The survey proposes a three-layer classification framework:

1. Parameter-level fusion: Directly operates on weights/parameter increments, such as Model Soup, Task Arithmetic, TIES-Merging, etc., requiring white-box access;
2. Representation-level fusion: Uses intermediate representations like hidden states/activation values, such as weight and representation matching, closed-form representation solving, etc., requiring hidden states or calibration data;
3. Behavior-level fusion: Relies on observable behaviors like output logits/generated results, such as distribution fusion, demonstration fusion, etc., requiring only output/API access.

Comparison of methods across different layers:

Fusion Layer	Main Signals	Access Requirements	Advantages	Limitations
Parameter-level	Weights/Task Vectors	White-box	Low cost to build deployable models	Sensitive to parameter alignment
Representation-level	Hidden States/Activations	Hidden states or calibration data	Fixes internal representation mismatches	Requires calibration data and layer matching
Behavior-level	Outputs/Demonstrations	Output/API	Suitable for heterogeneous/closed-source models	High training cost
Selection strategy: Parameter-level is suitable for fast combination of same-architecture models; representation-level for fine-grained control; behavior-level for closed-source models.

Application prospects: Multi-task learning, capability expansion, model updating, federated learning, open-source ecosystem integration.

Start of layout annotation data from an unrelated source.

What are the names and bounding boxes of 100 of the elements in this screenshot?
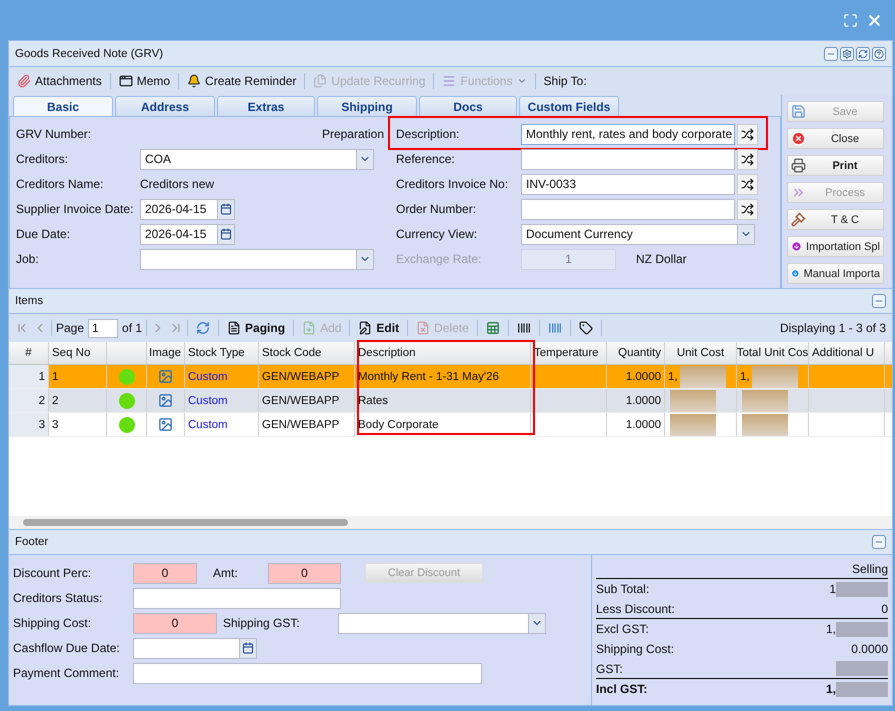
shipping-cost-field[interactable]: 0	[133, 612, 217, 634]
tab[interactable]: Address	[115, 96, 215, 116]
stock-type-link[interactable]: Custom	[185, 413, 259, 436]
column-header[interactable]: Stock Code	[259, 342, 355, 364]
shuffle-button[interactable]	[737, 174, 758, 194]
column-header[interactable]: Image	[147, 342, 185, 364]
combo-field[interactable]	[338, 612, 546, 634]
image-icon[interactable]	[158, 417, 173, 432]
combo-field[interactable]: COA	[140, 148, 374, 170]
calendar-button[interactable]	[217, 224, 234, 244]
dropdown-button[interactable]	[356, 250, 373, 268]
table-row[interactable]: 2 2 Custom GEN/WEBAPP Rates 1.0000	[9, 389, 892, 413]
discount-field[interactable]: 0	[133, 562, 197, 584]
column-header[interactable]: Additional U	[809, 342, 885, 364]
table-cell: 1,	[668, 370, 678, 382]
text-field[interactable]: Monthly rent, rates and body corporate	[521, 124, 735, 144]
gavel-icon	[791, 212, 806, 227]
combo-field[interactable]: Document Currency	[521, 224, 755, 244]
collapse-button[interactable]	[872, 535, 886, 549]
close-icon	[791, 131, 806, 146]
edit-document-icon	[358, 321, 372, 335]
stock-type-link[interactable]: Custom	[185, 389, 259, 412]
column-header[interactable]: Stock Type	[185, 342, 259, 364]
column-header[interactable]: #	[9, 342, 49, 364]
table-cell: 1,	[740, 370, 750, 382]
action-button[interactable]: T & C	[787, 209, 884, 230]
tab[interactable]: Shipping	[317, 96, 417, 116]
table-cell: 1.0000	[607, 413, 665, 436]
column-header[interactable]: Seq No	[49, 342, 107, 364]
table-cell: GEN/WEBAPP	[259, 413, 355, 436]
redaction-mask	[670, 390, 716, 412]
stock-type-link[interactable]: Custom	[185, 365, 259, 388]
help-button[interactable]	[872, 46, 886, 60]
text-field[interactable]	[521, 198, 735, 220]
field-label: Payment Comment:	[13, 666, 120, 680]
calendar-button[interactable]	[239, 638, 256, 658]
table-cell: 2	[49, 389, 107, 412]
horizontal-scrollbar[interactable]	[9, 516, 892, 529]
tab[interactable]: Docs	[419, 96, 517, 116]
page-field[interactable]: 1	[88, 318, 118, 338]
shuffle-icon	[741, 128, 754, 140]
field-label: GRV Number:	[16, 127, 92, 141]
image-icon[interactable]	[158, 393, 173, 408]
dropdown-button[interactable]	[528, 614, 545, 632]
tab[interactable]: Basic	[13, 96, 113, 116]
edit-button[interactable]: Edit	[354, 319, 404, 337]
paging-button[interactable]: Paging	[223, 319, 290, 337]
column-header[interactable]: Temperature	[531, 342, 607, 364]
toolbar-button[interactable]: Memo	[114, 72, 174, 90]
table-row[interactable]: 1 1 Custom GEN/WEBAPP Monthly Rent - 1-31 May'26 1.0000 1, 1,	[9, 365, 892, 389]
calendar-button[interactable]	[217, 200, 234, 218]
collapse-button[interactable]	[872, 294, 886, 308]
field-label: Currency View:	[396, 227, 478, 241]
table-row[interactable]: 3 3 Custom GEN/WEBAPP Body Corporate 1.0000	[9, 413, 892, 437]
text-field[interactable]: INV-0033	[521, 174, 735, 194]
maximize-icon[interactable]	[843, 12, 858, 28]
tab[interactable]: Extras	[217, 96, 315, 116]
column-header[interactable]: Total Unit Cos	[737, 342, 809, 364]
action-button[interactable]: Manual Importa	[787, 263, 884, 284]
gear-icon	[842, 48, 852, 58]
date-field[interactable]	[133, 638, 257, 658]
refresh-icon	[858, 48, 868, 58]
amount-field[interactable]: 0	[268, 562, 341, 584]
shuffle-button[interactable]	[737, 198, 758, 220]
shuffle-button[interactable]	[737, 148, 758, 170]
summary-label: Excl GST:	[596, 622, 649, 636]
field-label: Job:	[16, 252, 40, 266]
redaction-mask	[742, 390, 788, 412]
refresh-button[interactable]	[856, 46, 870, 60]
collapse-button[interactable]	[824, 46, 838, 60]
column-header[interactable]: Description	[355, 342, 531, 364]
action-button[interactable]: Importation Spl	[787, 236, 884, 257]
paperclip-icon	[17, 74, 31, 88]
dropdown-button[interactable]	[737, 224, 754, 244]
calendar-icon	[242, 642, 254, 654]
field-label: Shipping GST:	[223, 616, 301, 630]
image-icon[interactable]	[158, 369, 173, 384]
settings-button[interactable]	[840, 46, 854, 60]
date-field[interactable]: 2026-04-15	[140, 198, 235, 220]
shuffle-button[interactable]	[737, 124, 758, 144]
action-button[interactable]: Print	[787, 155, 884, 176]
tab[interactable]: Custom Fields	[519, 96, 619, 116]
field-label: Creditors Status:	[13, 591, 104, 605]
text-field[interactable]	[133, 588, 341, 608]
action-button[interactable]: Close	[787, 128, 884, 149]
redaction-mask	[680, 366, 726, 388]
column-header[interactable]: Quantity	[607, 342, 665, 364]
dropdown-button[interactable]	[356, 150, 373, 168]
text-field[interactable]	[133, 662, 482, 684]
summary-label: Sub Total:	[596, 582, 650, 596]
toolbar-button[interactable]: Create Reminder	[183, 72, 300, 90]
shuffle-icon	[741, 152, 754, 166]
toolbar-button[interactable]: Attachments	[13, 72, 106, 90]
combo-field[interactable]	[140, 248, 374, 270]
column-header[interactable]: Unit Cost	[665, 342, 737, 364]
menu-icon	[442, 74, 456, 88]
field-value: Creditors new	[140, 177, 216, 191]
date-field[interactable]: 2026-04-15	[140, 224, 235, 244]
text-field[interactable]	[521, 148, 735, 170]
table-cell: Rates	[355, 389, 531, 412]
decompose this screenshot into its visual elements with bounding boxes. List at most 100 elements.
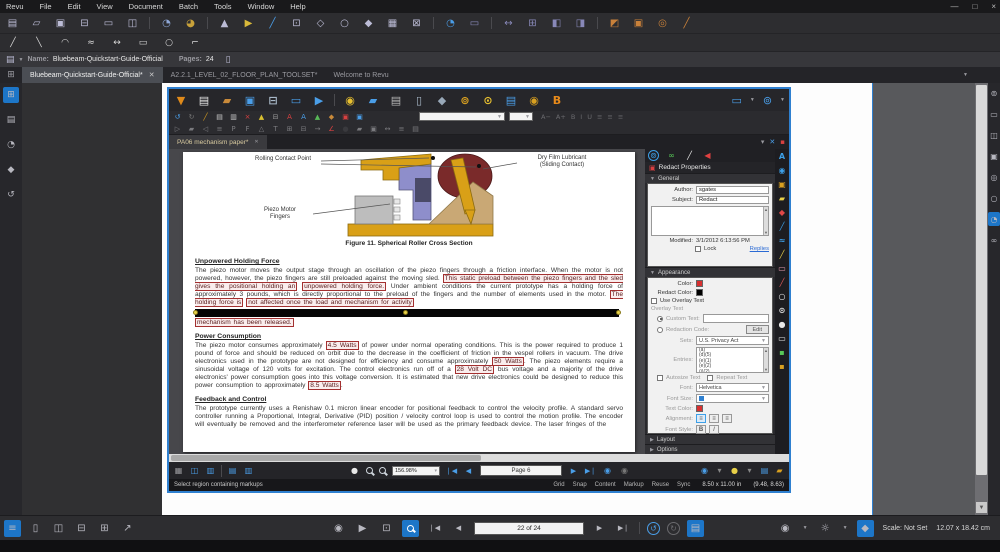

Challenges: Parameter conflicts, capability trade-offs, insufficient interpretability, lack of unified evaluation standards.

Future breakthrough directions: Automated fusion tools, deepening theoretical understanding, cross-modal fusion, dynamic fusion, integration with model editing.

Model fusion provides new possibilities for AI capability integration and reuse, and the three-layer classification system offers a clear framework for method selection. With the development of the open-source ecosystem, this technology will play an important role in reducing deployment costs and accelerating capability iteration. The survey repository is continuously updated and is a high-quality resource in the field.